The J. Paul Getty Museum has been fighting in Italian courts for more than a decade to keep its bronze “Statue of a Victorious Youth,” one of the museum’s most prized antiquities. But the Getty itself has yet to emerge victorious. In the latest round, a court in Pesaro ruled that the bronze — which was pulled out of the sea by Italian fishermen in 1964 — should be forfeited by the Getty and turned over to Italy.
The tortured battle over this priceless bronze will continue, since Getty officials plan to appeal, as they should. This is not another case in which the Getty purchased antiquities of questionable provenance. Since 2007, the Getty has returned more than 40 works in its collection to Greece and Italy. In this case, however, the bronze was found in international — not Italian — waters, according to the Getty, and has no archaeological connection to Italy because it is most likely Greek in origin. Accidental discovery by Italian citizens does not make the statue an Italian object.
Of course, the Pesaro court disagrees, stating that the object was found in Italian territorial waters and that the fishermen should have sought to return the “sea wreck” to its owner.

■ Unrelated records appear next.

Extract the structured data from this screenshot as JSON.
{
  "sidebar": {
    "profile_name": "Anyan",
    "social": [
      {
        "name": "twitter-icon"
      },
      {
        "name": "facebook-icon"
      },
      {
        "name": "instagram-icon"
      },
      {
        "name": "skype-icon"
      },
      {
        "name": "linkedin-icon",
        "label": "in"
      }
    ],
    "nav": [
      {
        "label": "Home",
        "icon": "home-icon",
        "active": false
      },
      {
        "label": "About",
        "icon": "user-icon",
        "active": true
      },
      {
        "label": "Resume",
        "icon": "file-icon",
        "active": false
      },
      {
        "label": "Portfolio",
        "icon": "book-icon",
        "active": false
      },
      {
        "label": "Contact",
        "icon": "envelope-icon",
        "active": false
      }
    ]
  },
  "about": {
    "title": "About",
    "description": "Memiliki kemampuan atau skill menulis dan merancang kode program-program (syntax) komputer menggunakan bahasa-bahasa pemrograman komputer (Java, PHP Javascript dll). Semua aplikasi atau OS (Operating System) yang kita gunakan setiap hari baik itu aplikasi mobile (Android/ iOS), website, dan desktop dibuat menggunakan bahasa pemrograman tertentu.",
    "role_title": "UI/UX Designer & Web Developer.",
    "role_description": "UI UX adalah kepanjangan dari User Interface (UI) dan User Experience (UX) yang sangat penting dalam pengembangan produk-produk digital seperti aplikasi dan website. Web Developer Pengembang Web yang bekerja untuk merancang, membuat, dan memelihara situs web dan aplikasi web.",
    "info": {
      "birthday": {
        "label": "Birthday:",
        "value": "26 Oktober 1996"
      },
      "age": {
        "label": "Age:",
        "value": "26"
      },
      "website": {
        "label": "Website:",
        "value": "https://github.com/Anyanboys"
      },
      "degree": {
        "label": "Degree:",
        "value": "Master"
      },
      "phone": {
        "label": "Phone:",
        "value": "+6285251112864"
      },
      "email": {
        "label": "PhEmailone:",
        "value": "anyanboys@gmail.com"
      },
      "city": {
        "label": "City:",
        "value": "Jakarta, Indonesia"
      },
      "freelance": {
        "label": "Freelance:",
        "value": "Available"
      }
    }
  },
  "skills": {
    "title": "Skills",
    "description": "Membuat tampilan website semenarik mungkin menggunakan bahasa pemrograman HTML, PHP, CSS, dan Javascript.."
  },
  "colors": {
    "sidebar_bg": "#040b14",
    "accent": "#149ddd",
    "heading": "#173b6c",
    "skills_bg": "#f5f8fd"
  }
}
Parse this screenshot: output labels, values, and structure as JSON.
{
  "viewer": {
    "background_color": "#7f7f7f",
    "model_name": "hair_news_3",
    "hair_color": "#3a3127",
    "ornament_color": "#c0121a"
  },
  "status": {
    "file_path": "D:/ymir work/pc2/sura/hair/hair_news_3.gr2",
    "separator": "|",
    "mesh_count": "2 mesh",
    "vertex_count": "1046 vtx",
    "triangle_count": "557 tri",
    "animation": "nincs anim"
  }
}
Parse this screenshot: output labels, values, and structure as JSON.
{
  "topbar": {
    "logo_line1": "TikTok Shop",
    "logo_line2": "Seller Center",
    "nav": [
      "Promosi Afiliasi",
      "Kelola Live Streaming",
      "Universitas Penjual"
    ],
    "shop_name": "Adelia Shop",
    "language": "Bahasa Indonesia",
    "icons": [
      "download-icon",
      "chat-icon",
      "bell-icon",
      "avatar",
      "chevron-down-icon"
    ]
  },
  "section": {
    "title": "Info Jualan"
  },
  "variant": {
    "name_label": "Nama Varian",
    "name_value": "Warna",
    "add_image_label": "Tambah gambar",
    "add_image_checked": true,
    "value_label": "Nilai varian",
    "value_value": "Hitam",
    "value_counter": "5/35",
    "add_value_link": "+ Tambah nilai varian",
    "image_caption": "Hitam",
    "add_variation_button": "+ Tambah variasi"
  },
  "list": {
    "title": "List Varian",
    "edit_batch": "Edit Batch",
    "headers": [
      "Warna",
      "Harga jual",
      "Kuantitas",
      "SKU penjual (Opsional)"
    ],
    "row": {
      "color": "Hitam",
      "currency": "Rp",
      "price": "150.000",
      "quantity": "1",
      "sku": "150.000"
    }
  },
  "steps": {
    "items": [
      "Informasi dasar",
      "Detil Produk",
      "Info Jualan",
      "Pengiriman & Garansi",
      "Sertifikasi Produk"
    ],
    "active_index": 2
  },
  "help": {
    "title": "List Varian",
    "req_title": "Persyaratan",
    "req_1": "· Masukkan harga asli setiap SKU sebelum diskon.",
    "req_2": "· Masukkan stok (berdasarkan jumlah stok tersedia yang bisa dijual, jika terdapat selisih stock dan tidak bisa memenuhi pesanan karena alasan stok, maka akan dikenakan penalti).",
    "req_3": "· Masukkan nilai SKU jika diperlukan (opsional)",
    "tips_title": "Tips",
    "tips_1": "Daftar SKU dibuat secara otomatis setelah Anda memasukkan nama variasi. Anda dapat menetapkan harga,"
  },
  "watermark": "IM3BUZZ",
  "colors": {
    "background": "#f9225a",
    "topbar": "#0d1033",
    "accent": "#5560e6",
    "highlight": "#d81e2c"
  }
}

It’s often difficult to trace the provenance of antiquities. This bronze has a particularly complicated back story. Believed to be Greek, dating from 300 to 100 B.C., it may have been taken out of Greece by Romans and lost at sea. Fast forward about 2000 years: Fishermen find it, hide it and then sell it to other Italians — who, at one point, were accused of and acquitted of purchasing stolen property.
The Getty Museum Board of Trustees bought the bronze in 1977 in the United Kingdom for $3.95 million — and only, Getty officials contend, after extensive review of applicable laws, previous investigations of dealers and a statement by the senior Italian official in charge of export licenses for cultural property who said Italy had no claim on the statue. Today the bronze holds court in a humidity-controlled gallery at the Getty Villa.
However, the statue has been on the Italians’ radar since 1989 when a professor in the Italian culture ministry requested that the Getty give it up. The court battles go back to 2007. The Getty has appealed twice to the Italian Court of Cassation. After this latest lower court ruling, the Getty will be appealing a third time.